О т в е т: Святого Валентина.
Каждый раз, когда я слышу, как Эдит Пиаф поет «Non, je ne regrette rien»
[83]
—а это случается чаще, чем мне хотелось бы, – я не могу не думать: «О чем это она, черт побери?» Я вот жалею почти обо всем. Я в курсе, что вступление во взрослую жизнь трудно и иногда болезненно. Я знаком с различными обрядами инициации, знаю, что означает термин bildungsroman
[84]
,я понимаю, что неизбежно оглянусь на то, что случилось со мной в юности, и улыбнусь кривой, понимающей улыбкой. Но наверняка нет причин чувствовать неловкость и стыд по поводу поступков, совершенных всего тридцать секунд назад. Нет причин, по которым моя жизнь должна превратиться в бесконечную панораму разорванных дружеских связей, упущенных возможностей, бессмысленных разговоров, проведенных впустую дней, идиотских ремарок и неблагоразумных, несмешных шуток, которые валяются на полу и бьются в агонии, как умирающая рыба.
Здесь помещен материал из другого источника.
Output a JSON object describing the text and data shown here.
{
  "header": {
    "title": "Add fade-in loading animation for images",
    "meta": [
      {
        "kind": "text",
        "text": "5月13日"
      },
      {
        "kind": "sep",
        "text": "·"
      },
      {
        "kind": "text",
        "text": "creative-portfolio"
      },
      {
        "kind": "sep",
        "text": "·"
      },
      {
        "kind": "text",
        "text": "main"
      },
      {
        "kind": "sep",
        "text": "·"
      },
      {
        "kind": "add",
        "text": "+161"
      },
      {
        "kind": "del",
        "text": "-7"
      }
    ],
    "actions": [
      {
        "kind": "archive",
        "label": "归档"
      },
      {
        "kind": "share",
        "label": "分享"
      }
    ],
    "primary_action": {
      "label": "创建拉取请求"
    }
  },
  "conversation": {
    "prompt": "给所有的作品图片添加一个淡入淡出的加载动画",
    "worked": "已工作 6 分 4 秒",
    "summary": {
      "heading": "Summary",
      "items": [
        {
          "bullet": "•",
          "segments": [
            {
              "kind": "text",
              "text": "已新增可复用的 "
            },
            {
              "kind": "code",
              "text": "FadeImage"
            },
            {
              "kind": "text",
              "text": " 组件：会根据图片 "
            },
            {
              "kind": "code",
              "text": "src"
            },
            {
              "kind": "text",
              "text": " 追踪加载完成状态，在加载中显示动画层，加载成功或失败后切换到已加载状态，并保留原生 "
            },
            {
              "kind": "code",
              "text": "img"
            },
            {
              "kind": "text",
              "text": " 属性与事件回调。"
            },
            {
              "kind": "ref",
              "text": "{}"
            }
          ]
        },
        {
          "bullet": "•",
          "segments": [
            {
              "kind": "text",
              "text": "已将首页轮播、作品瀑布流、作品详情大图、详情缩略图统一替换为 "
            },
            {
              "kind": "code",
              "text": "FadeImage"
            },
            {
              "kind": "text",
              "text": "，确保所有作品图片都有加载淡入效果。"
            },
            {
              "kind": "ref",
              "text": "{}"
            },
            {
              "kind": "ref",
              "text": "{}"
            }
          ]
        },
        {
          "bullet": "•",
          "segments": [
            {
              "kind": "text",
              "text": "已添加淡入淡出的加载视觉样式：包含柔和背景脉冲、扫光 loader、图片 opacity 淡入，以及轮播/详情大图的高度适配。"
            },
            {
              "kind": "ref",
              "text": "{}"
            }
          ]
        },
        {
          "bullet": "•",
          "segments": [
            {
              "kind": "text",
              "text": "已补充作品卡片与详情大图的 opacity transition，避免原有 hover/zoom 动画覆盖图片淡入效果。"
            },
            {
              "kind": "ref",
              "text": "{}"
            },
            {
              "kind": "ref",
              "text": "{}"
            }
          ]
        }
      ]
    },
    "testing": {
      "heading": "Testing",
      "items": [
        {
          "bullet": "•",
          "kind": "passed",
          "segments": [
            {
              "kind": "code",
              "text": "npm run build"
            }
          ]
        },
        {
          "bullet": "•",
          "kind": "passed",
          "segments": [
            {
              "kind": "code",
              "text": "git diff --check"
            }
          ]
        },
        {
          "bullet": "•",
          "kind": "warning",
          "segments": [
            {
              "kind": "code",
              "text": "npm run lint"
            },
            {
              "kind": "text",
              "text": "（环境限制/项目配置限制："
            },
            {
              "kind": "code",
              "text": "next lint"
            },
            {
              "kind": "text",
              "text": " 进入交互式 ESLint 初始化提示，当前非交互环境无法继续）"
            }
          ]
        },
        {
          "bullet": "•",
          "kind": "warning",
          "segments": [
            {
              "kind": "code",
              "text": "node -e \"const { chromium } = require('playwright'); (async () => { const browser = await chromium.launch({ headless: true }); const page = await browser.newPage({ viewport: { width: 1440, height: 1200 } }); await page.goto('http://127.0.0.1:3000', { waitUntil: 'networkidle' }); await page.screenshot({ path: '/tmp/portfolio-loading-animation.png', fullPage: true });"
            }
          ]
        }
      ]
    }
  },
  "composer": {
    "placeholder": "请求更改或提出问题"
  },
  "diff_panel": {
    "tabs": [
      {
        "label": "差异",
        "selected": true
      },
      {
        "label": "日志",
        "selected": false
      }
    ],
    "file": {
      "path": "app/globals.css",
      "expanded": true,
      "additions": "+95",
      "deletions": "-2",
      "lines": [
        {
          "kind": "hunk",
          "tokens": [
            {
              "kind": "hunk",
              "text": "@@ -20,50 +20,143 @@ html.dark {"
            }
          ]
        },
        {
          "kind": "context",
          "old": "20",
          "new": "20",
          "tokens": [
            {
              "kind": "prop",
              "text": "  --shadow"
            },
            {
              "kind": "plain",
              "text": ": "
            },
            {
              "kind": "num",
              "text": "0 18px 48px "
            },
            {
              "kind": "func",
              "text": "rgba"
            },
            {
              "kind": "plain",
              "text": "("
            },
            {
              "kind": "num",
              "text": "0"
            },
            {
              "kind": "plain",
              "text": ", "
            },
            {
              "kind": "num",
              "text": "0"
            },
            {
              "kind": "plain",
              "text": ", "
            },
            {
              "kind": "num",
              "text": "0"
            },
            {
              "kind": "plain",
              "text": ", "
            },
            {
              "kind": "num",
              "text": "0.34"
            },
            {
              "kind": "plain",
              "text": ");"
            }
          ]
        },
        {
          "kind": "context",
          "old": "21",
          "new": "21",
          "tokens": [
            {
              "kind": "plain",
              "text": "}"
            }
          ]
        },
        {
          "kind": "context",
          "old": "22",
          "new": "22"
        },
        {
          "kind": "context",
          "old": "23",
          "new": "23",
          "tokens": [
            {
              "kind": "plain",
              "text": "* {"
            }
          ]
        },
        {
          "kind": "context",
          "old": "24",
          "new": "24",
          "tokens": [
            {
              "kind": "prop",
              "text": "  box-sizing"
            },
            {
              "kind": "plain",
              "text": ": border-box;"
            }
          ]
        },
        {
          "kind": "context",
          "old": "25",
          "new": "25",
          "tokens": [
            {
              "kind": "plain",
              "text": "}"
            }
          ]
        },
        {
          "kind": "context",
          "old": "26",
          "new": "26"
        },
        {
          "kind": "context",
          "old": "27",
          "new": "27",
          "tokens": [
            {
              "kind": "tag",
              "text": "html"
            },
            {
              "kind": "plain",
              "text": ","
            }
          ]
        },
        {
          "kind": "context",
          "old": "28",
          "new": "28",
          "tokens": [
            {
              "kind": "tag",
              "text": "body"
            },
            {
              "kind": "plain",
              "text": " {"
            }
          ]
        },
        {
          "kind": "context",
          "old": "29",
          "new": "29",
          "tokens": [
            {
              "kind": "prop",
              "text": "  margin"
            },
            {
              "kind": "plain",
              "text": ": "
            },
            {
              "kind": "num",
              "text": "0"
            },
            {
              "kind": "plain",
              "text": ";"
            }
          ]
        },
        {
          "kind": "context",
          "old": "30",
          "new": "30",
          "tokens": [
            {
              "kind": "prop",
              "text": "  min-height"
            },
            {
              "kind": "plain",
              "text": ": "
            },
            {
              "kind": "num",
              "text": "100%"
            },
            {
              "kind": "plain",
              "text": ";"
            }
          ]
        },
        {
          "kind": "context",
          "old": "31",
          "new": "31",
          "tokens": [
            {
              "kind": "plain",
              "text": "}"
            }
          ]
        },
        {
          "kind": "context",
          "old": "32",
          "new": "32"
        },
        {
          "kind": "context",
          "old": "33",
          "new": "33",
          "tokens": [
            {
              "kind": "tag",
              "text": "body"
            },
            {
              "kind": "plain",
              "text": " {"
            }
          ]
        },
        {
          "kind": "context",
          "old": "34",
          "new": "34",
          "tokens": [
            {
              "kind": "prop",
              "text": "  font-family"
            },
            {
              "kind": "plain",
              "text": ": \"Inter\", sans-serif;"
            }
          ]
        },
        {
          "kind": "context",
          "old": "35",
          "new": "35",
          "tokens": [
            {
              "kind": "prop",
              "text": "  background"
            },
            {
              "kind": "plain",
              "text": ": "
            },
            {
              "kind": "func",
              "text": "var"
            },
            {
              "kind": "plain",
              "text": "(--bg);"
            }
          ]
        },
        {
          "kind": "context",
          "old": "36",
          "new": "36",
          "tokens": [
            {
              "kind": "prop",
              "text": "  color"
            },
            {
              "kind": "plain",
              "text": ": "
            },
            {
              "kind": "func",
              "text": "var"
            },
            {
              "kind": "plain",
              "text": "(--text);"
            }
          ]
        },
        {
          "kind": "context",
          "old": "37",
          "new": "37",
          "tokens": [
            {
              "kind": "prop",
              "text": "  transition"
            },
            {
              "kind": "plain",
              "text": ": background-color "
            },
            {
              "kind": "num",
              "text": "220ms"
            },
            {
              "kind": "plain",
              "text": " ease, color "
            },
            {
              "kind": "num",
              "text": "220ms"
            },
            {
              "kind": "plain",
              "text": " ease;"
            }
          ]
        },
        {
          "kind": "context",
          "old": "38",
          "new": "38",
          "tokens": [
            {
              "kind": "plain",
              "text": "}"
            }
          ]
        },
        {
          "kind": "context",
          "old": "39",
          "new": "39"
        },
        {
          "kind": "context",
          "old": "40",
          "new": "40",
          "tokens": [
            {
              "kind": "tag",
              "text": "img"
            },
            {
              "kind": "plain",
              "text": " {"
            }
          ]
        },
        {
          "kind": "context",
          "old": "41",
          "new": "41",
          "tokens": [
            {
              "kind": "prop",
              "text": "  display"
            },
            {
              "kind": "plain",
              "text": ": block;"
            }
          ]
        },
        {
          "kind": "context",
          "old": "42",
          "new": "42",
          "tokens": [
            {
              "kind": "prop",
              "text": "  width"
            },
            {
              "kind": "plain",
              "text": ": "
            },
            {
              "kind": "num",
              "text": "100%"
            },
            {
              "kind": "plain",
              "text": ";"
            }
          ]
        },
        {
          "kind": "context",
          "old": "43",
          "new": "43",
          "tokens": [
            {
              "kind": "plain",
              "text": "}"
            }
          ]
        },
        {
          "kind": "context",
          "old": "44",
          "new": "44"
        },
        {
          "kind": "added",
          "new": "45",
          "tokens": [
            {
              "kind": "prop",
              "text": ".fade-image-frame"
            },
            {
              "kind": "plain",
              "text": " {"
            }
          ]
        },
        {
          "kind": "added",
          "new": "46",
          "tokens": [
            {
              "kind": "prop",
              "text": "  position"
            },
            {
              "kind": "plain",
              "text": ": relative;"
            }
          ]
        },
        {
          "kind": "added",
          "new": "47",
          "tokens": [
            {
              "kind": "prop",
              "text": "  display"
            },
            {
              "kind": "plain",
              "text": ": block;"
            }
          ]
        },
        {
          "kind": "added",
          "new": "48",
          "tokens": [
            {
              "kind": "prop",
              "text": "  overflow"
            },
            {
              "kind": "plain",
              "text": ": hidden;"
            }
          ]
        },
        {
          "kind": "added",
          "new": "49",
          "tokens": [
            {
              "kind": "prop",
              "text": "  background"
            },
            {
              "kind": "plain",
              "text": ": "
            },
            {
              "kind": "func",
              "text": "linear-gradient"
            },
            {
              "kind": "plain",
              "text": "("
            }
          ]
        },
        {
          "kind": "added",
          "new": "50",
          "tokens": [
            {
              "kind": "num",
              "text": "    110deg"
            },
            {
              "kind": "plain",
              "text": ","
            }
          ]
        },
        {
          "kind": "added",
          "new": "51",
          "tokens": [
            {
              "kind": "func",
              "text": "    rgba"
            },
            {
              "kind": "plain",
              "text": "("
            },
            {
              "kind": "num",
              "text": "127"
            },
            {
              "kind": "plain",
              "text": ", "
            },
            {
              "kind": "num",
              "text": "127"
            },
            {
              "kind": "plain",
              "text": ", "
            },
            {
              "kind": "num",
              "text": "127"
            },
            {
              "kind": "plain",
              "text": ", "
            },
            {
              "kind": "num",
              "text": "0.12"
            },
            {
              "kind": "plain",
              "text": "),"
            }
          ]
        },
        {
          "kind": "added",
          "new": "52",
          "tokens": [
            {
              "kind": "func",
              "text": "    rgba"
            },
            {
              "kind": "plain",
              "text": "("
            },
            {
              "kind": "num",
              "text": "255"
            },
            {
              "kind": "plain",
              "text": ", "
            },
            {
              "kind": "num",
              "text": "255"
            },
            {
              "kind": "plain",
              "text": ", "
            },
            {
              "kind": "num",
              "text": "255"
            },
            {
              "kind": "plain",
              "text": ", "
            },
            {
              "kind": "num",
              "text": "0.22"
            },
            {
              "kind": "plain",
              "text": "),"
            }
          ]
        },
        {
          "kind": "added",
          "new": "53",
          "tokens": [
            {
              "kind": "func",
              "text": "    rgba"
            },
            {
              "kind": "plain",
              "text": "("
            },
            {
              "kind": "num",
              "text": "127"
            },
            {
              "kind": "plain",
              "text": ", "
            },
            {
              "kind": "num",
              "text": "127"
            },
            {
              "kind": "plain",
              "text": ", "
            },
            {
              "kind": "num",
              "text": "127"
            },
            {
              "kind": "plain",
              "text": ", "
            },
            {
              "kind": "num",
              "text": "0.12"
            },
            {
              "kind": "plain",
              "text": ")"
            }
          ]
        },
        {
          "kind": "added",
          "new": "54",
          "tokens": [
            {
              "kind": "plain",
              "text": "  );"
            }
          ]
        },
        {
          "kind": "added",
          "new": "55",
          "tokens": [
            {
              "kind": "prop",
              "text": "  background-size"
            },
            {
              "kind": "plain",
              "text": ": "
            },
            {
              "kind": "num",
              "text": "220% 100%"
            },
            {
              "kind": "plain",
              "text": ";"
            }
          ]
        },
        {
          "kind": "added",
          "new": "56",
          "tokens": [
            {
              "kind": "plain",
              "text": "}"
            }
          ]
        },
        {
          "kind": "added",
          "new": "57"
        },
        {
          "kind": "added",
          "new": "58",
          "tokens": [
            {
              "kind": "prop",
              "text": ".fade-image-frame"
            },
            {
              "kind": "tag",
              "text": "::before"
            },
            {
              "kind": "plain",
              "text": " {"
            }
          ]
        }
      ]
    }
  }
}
Все, с меня хватит. Я решил, что больше этого не будет. По пути домой я прокручиваю в голове все случаи, когда облажался в последние дни, и решаю, что пора изменить свою жизнь. Вообще говоря, я зарекаюсь изменить свою жизнь примерно раз тридцать-сорок в неделю, обычно в два часа ночи, в пьяном угаре, или рано утром, мучаясь от похмелья, но это настоящий зарок. С этого дня я собираюсь жить нормальной жизнью. Девиз «Крутой и Невозмутимый» мне явно не подошел, да и вряд ли когда-нибудь подойдет, поэтому я собираюсь сосредоточиться на жизни, основанной на принципах Мудрости, Доброты и Отваги.
Когда электричка наконец-то подходит к станции, я начинаю новую, более мудрую, добрую и отважную жизнь. Я нахожу телефон-автомат на платформе, проверяю, что у меня достаточно мелочи, и набираю номер. Отвечает Дес – теперь, когда все раскрылось, я не вижу причин, почему бы ему не брать телефонную трубку.
– Алло? – говорит он.
– Привет, Дес, это Брайан! – восклицаю я, сияя, как начищенный чайник, и только затем понимаю, что я, сам того не заметив, назвал его «Дес», а не «дядя Дес», хотя я не совсем уверен, является ли это симптомом более зрелого отношения к жизни или фрейдистской реакцией на то, что он занимается сексом с моей матерью.
– О, привет, Брайан, – отвечает он, почему-то испугавшись меня, хотя весит он четырнадцать стоунов
[85]
, к тому же ударить его по телефонной линии я не смогу. Дес поправляет трубку, затем говорит: – Извини, что засветил перед тобой свои причиндалы сегодня утром. Мы с твоей мамой собирались рассказать тебе о наших отношениях…
– Дес, да все в порядке, не волнуйся, – заверяю я его, и мне в глаза бросается мое отражение в стекле телефонной будки – я улыбаюсь, как клоун. – Мама там? – задаю я довольно-таки глупый вопрос, если вспомнить, что это ее дом.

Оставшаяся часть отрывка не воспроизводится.